Des Weiteren wurde die Unwirksamkeit der Einspruchsrücknahme erst im März 2004 und damit nicht rechtzeitig innerhalb der Jahresfrist von § 362 Abs. 2 Satz 2, § 110 Abs. 3 AO geltend gemacht. Die Unwirksamkeit der Rechtsbehelfsrücknahme kann entgegen klägerischer Auffassung in sinngemäßer Anwendung von § 110 Abs. 3 AO nur innerhalb eines Jahres - gerechnet vom Eingang der Rücknahmeerklärung bei der Behörde - geltend gemacht werden (vgl. Sächsisches FG, Urteil vom 27.01.2003 3 K 2069/99, [...], mit weiteren Nachweisen zur insoweit herrschenden Meinung; Klein, AO, 9. Aufl. 2006, § 362 Rn. 5; Tipke/Kruse, AO, § 362 Rn. 20). Zum Verständnis der in § 362 Abs. 2 Satz 2 AO vorgenommenen Verweisung auf § 110 Abs. 3 AO maßgeblich ist, wie vom Beklagten mit Schriftsatz vom 06.12.2004 zutreffend dargelegt, der Zweck von § 110 AO, eine Durchbrechung der formellen Bestandskraft für den Fall einer vom Steuerpflichtigen unverschuldeten Fristversäumnis zu ermöglichen. Deshalb ist an den für den Eintritt der Bestandskraft maßgeblichen Zeitpunkt anzuknüpfen, das ist beim Versäumen der Einspruchsfrist im Falle von § 110 AO der Ablauf der Einspruchsfrist, und im Falle von § 362 AO eben die (vom Finanzamt in fehlerhafter Weise verursachte) Rücknahme des Einspruches. Weshalb nach klägerischer Auffassung die Jahresfrist erst mit Erlass des BVerfG-Urteils vom 09.03.2004 zu laufen begonnen haben sollte, erschließt sich dem Gericht nicht. Folglich wurde die Unwirksamkeit der Einspruchsrücknahme im März 2004 verspätet geltend gemacht, da der Einspruch am 25.07.2000 zurückgenommen worden ist.

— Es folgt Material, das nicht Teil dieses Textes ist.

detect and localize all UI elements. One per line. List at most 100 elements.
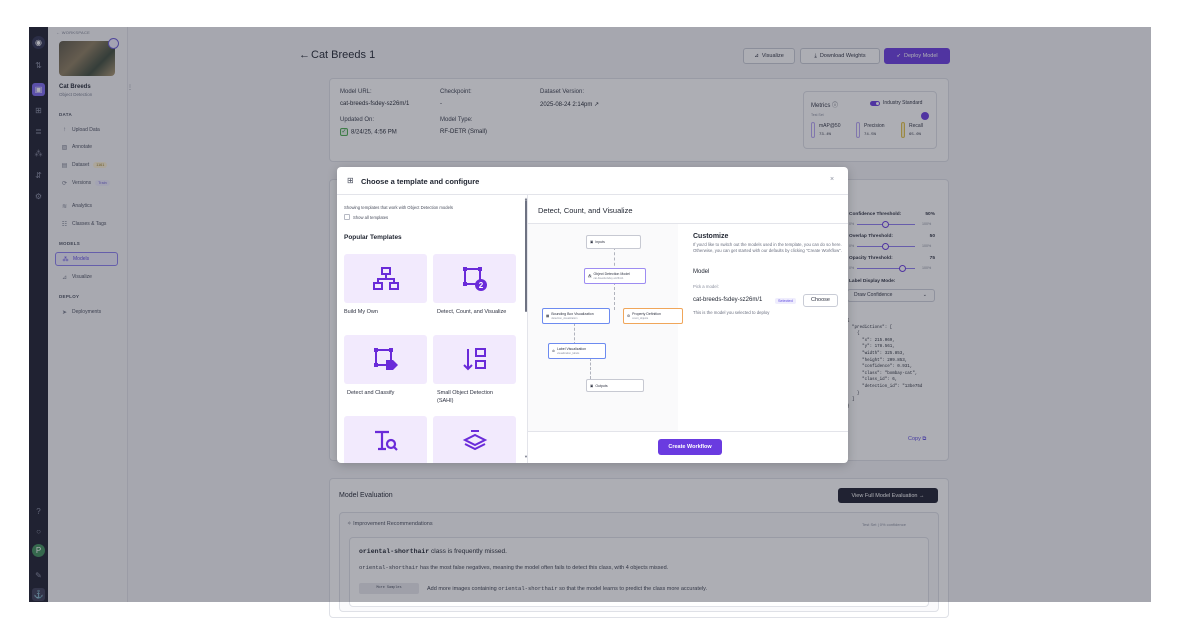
help-icon[interactable]: ? [36,507,41,516]
template-detect-count[interactable]: 2 [433,254,516,303]
copy-button[interactable]: Copy ⧉ [908,436,927,442]
workspace-link[interactable]: ← WORKSPACE [56,30,91,35]
customize-text: If you'd like to switch out the models u… [693,242,842,253]
sidebar-item-deployments[interactable]: ➤ Deployments [59,305,124,319]
metric-settings-icon[interactable] [921,112,929,120]
sidebar-item-annotate[interactable]: ▨ Annotate [59,140,124,154]
sidebar-item-classes[interactable]: ☷ Classes & Tags [59,217,124,231]
versions-icon: ⟳ [61,180,68,187]
model-description: This is the model you selected to deploy [693,310,770,315]
tick-min: 0% [849,222,855,226]
selected-model-name: cat-breeds-fsdey-sz26m/1 [693,297,763,303]
node-sublabel: count_objects [632,317,649,320]
scroll-down-icon[interactable]: ▼ [524,454,528,459]
visualize-button[interactable]: ⊿ Visualize [743,48,795,64]
template-list: Showing templates that work with Object … [337,195,527,463]
rocket-icon: ➶ [896,53,901,59]
chevron-down-icon: ⌄ [922,292,927,298]
bulb-icon[interactable]: ○ [36,527,41,536]
analytics-icon: ≋ [61,203,68,210]
settings-icon[interactable]: ⚙ [34,192,43,201]
more-icon[interactable]: ⋮ [127,85,133,91]
pen-icon[interactable]: ✎ [35,571,42,580]
download-label: Download Weights [819,53,866,59]
template-scrollbar[interactable] [525,200,527,312]
sidebar-item-visualize[interactable]: ⊿ Visualize [59,270,124,284]
hierarchy-icon[interactable]: ⊞ [35,106,42,115]
sidebar-item-dataset[interactable]: ▤ Dataset 1161 [59,158,124,172]
view-full-evaluation-button[interactable]: View Full Model Evaluation → [838,488,938,503]
dataset-count-badge: 1161 [93,162,108,168]
dataset-version-link[interactable]: 2025-08-24 2:14pm ↗ [540,102,600,108]
industry-standard-toggle[interactable]: Industry Standard [870,100,922,106]
avatar[interactable]: P [32,544,45,557]
sidebar-item-upload[interactable]: ↑ Upload Data [59,123,124,137]
chart-icon: ⊿ [754,53,759,59]
opacity-slider[interactable] [857,268,915,269]
recall-bar [901,122,905,138]
footer-divider [528,431,848,432]
model-type-label: Model Type: [440,117,473,123]
template-build-my-own[interactable] [344,254,427,303]
workflow-edge [614,247,615,271]
deploy-model-button[interactable]: ➶ Deploy Model [884,48,950,64]
workflow-node-detection: ⁂ Object Detection Model cat-breeds-fsdey-… [584,268,646,284]
sidebar-item-label: Analytics [72,203,93,209]
node-label: Bounding Box Visualization [551,312,594,316]
confidence-label: Confidence Threshold: [849,212,902,217]
workflow-edge [614,282,615,310]
customize-title: Customize [693,233,729,240]
project-icon[interactable]: ▣ [32,83,45,96]
node-text: Bounding Box Visualization detection_visu… [551,312,593,320]
opacity-value: 75 [929,256,935,261]
models-icon: ⁂ [62,256,69,263]
template-sahi[interactable] [433,335,516,384]
opacity-slider-handle[interactable] [899,265,906,272]
close-icon[interactable]: × [830,176,835,183]
sidebar-item-models[interactable]: ⁂ Models [55,252,118,266]
para-rest: has the most false negatives, meaning th… [418,565,669,571]
train-badge: Train [95,180,110,186]
confidence-slider-handle[interactable] [882,221,889,228]
sidebar-item-versions[interactable]: ⟳ Versions Train [59,176,124,190]
template-detect-classify[interactable] [344,335,427,384]
node-text: Property Definition count_objects [632,312,661,320]
deploy-rail-icon[interactable]: ⇵ [35,171,42,180]
section-models: MODELS [59,241,81,246]
models-rail-icon[interactable]: ⁂ [34,149,43,158]
svg-text:2: 2 [478,281,483,290]
precision-bar [856,122,860,138]
roboflow-logo-icon[interactable]: ◉ [32,36,45,49]
back-arrow-icon[interactable]: ← [299,49,310,61]
recommendations-meta: Test Set | 0% confidence [862,522,906,527]
workflow-edge [574,323,575,345]
deployments-icon: ➤ [61,309,68,316]
template-layers[interactable] [433,416,516,463]
choose-model-button[interactable]: Choose [803,294,838,307]
detect-count-icon: 2 [462,266,487,291]
project-type: Object Detection [59,92,93,97]
overlap-slider-handle[interactable] [882,243,889,250]
create-workflow-button[interactable]: Create Workflow [658,439,722,455]
tick-max: 100% [922,244,932,248]
anchor-icon[interactable]: ⚓ [32,588,45,601]
property-icon: ⚙ [627,314,631,318]
node-label: Object Detection Model [593,272,630,276]
visualize-icon: ⊿ [61,274,68,281]
upload-thumbnail-icon[interactable] [108,38,119,49]
popular-templates-heading: Popular Templates [344,234,402,241]
dataset-icon: ▤ [61,162,68,169]
grid-icon[interactable]: ≣ [35,127,42,136]
hierarchy-icon [372,266,399,290]
sidebar-item-analytics[interactable]: ≋ Analytics [59,199,124,213]
para2-start: Add more images containing [427,586,499,592]
download-weights-button[interactable]: ⤓ Download Weights [800,48,880,64]
switch-icon[interactable]: ⇅ [35,61,42,70]
text-search-icon [374,430,398,451]
model-url[interactable]: cat-breeds-fsdey-sz26m/1 [340,101,410,107]
scroll-up-icon[interactable]: ▲ [524,196,528,201]
node-label: Inputs [595,240,605,244]
updated-value: ✓ 8/24/25, 4:56 PM [340,128,397,136]
template-text-search[interactable] [344,416,427,463]
show-all-checkbox[interactable]: Show all templates [344,214,388,220]
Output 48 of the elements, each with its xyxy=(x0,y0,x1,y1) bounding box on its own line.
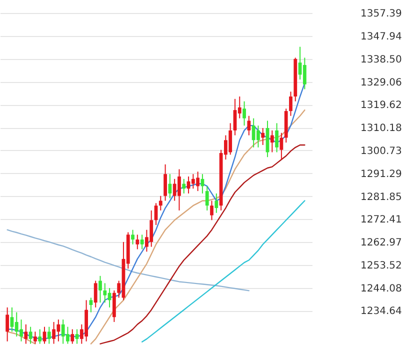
candlestick xyxy=(275,122,278,153)
candlestick xyxy=(24,324,28,344)
line-series xyxy=(100,144,306,344)
candlestick xyxy=(182,178,186,194)
candlestick xyxy=(247,115,251,136)
y-tick-label: 1262.97 xyxy=(360,238,402,249)
y-tick-label: 1281.85 xyxy=(360,192,402,203)
y-tick-label: 1244.08 xyxy=(360,283,402,294)
candlestick xyxy=(47,326,51,344)
candlestick xyxy=(158,195,162,211)
candlestick xyxy=(28,326,32,344)
candlestick xyxy=(34,331,37,344)
candlestick xyxy=(164,164,167,202)
candlestick xyxy=(280,132,284,160)
candlestick xyxy=(210,200,214,221)
candlestick xyxy=(270,130,274,153)
y-tick-label: 1338.50 xyxy=(360,54,402,66)
y-tick-label: 1272.41 xyxy=(360,214,402,226)
candlestick xyxy=(289,91,292,116)
candlestick xyxy=(38,328,42,344)
y-tick-label: 1319.62 xyxy=(360,100,402,112)
candlestick xyxy=(103,282,107,304)
candlestick xyxy=(140,234,144,250)
candlestick xyxy=(205,186,209,211)
line-series xyxy=(141,200,306,342)
candlestick xyxy=(261,128,265,146)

Schließlich kann dahingestellt bleiben, ob der Verzicht auf einen Erörterungstermin gemäß § 364a AO vor Erlass der Einspruchsentscheidung verfahrensfehlerhaft war. Dagegen spricht, dass dessen Abhaltung von den Klägervertretern gar nicht beantragt worden war (im Schriftsatz vom 26.06.2004 teilte die Klägervertreterin lediglich mit, sie stehe für Rückfragen sowie für Gespräche zur Klärung der Rechtslage "gerne zur Verfügung"). Letztlich kommt es darauf aber nicht an. Denn der Kläger könnte wegen eines derartigen Verfahrensfehlers, selbst wenn er vorläge, eine isolierte Aufhebung der Einspruchsentscheidung nur erreichen, wenn er ein berechtigtes Interesse an einer nochmaligen Erörterung der Sache im Einspruchsstadium geltend macht (vgl. BFH-Beschluss vom 06.09.2005 IV B 14/04, BFH/NV 2005, 2166). Das ist hier nicht geschehen. Die klägerseitig angeführte Möglichkeit, eine einvernehmliche Erledigung des Verfahrens zu erreichen, begründet kein berechtigtes Interesse im vorgenannten Sinne, insbesondere nicht vor dem Hintergrund, dass im vorliegenden Fall die Tatsachenlage unstreitig ist und lediglich über die Rechtsfrage zu entscheiden war, ob der Einspruch wirksam zurückgenommen wurde oder nicht.

Die Kostenentscheidung beruht auf § 135 Abs. 1 FGO. Die Revision war nicht zuzulassen, da die Voraussetzungen von § 115 Abs. 2 FGO nicht erfüllt sind.